What is it for?
- Correct the excess skin, fat pads and possible loss of lower eyelid tone ("drooping of the lower eyelid")
What does it mean?
- Blepharoplasty is a surgical procedure that rejuvenates the eyelids by removing lower eyelid skin and fat that are in excess and which give a tired look. It also allows correction of senile ectropion and to re-suspend the eyelid, in order to regain a more youthful appearance and also avoid excessive exposure of the conjunctiva (which may in some cases cause red eye). Put simply, the canthopexy and canthoplasty correspond respectively to the suspension of the lower eyelid by plication (ligament suture on itself) or to anchoring the ligament in a new position, usually higher and with more tension
Other procedures that can be associated
- Often associated with upper blepharoplasty (4-eyelid blepharoplasty), complete facelift, mini-lift, brow-lift, botulinum toxin, filling with fat grafting or filling with hyaluronic acid
Type of anaesthesia
- Local anaesthesia with or without sedation or general anaesthesia, depending on the complexity of the case
- Positioned along the skin folds of the eyelids, almost unnoticeable after 1 to 3 months
- It does not require hospitalization, although it does require an accompanying person to return home due to the possible difficulty to fully open the eyes after surgery caused by swelling. More complex cases may require 1 day in hospital
- You can start reading after 2-3 days. The return to daily activities can start at around 5 to 7 days, although minor bruising may sometimes persists up to 2 weeks
Most frequent problems and risks
- Temporary discomfort, feeling of "tightness" in the eyelid area, swelling or bruising. Excessive tearing and sensitivity to light during the first weeks should be expected.
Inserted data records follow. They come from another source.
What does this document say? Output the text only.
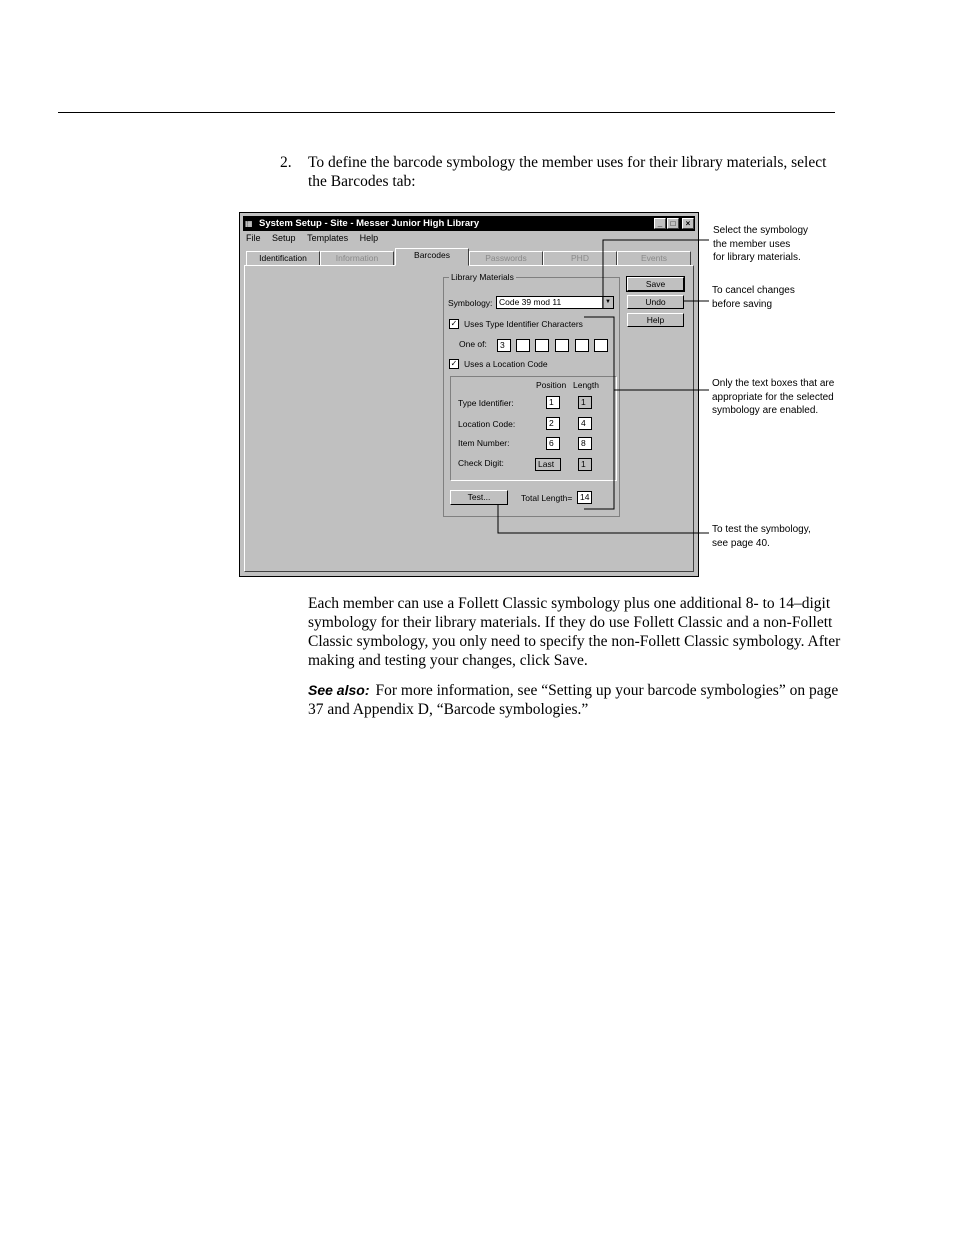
2. To define the barcode symbology the member uses for their library materials, select the Barcodes tab:
▦ System Setup - Site - Messer Junior High Library	_	□	×
File Setup Templates Help
Identification	Information	Barcodes	Passwords	PHD	Events
Library Materials
Symbology: Code 39 mod 11	▼
✓ Uses Type Identifier Characters
One of:	3
✓ Uses a Location Code
Position Length
Type Identifier:	1	1
Location Code:	2	4
Item Number:	6	8
Check Digit:	Last	1
Test...	Total Length= 14
Save
Undo
Help
Select the symbology
the member uses
for library materials.
To cancel changes
before saving
Only the text boxes that are
appropriate for the selected
symbology are enabled.
To test the symbology,
see page 40.

Each member can use a Follett Classic symbology plus one additional 8- to 14–digit symbology for their library materials. If they do use Follett Classic and a non-Follett Classic symbology, you only need to specify the non-Follett Classic symbology. After making and testing your changes, click Save.

See also: For more information, see “Setting up your barcode symbologies” on page 37 and Appendix D, “Barcode symbologies.”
Temporary dryness, burning or itching in the eyes may also occur but these side effects are rare.
- More rarely, there may be blurred vision or temporary double vison, infection, bleeding, swelling at the corners of the eyelids, slight asymmetry in healing and hypertrophy, difficulty in completely closing the eyes (which is rarely permanent), and a recessed lower eyelid position (if lower blepharoplasty), which may require additional surgery. Permanent loss of vision is a risk but this is extremely rare
- The improvement, though it may not be lifelong in some cases, usually lasts many years
(with or without canthoplasty/pexy)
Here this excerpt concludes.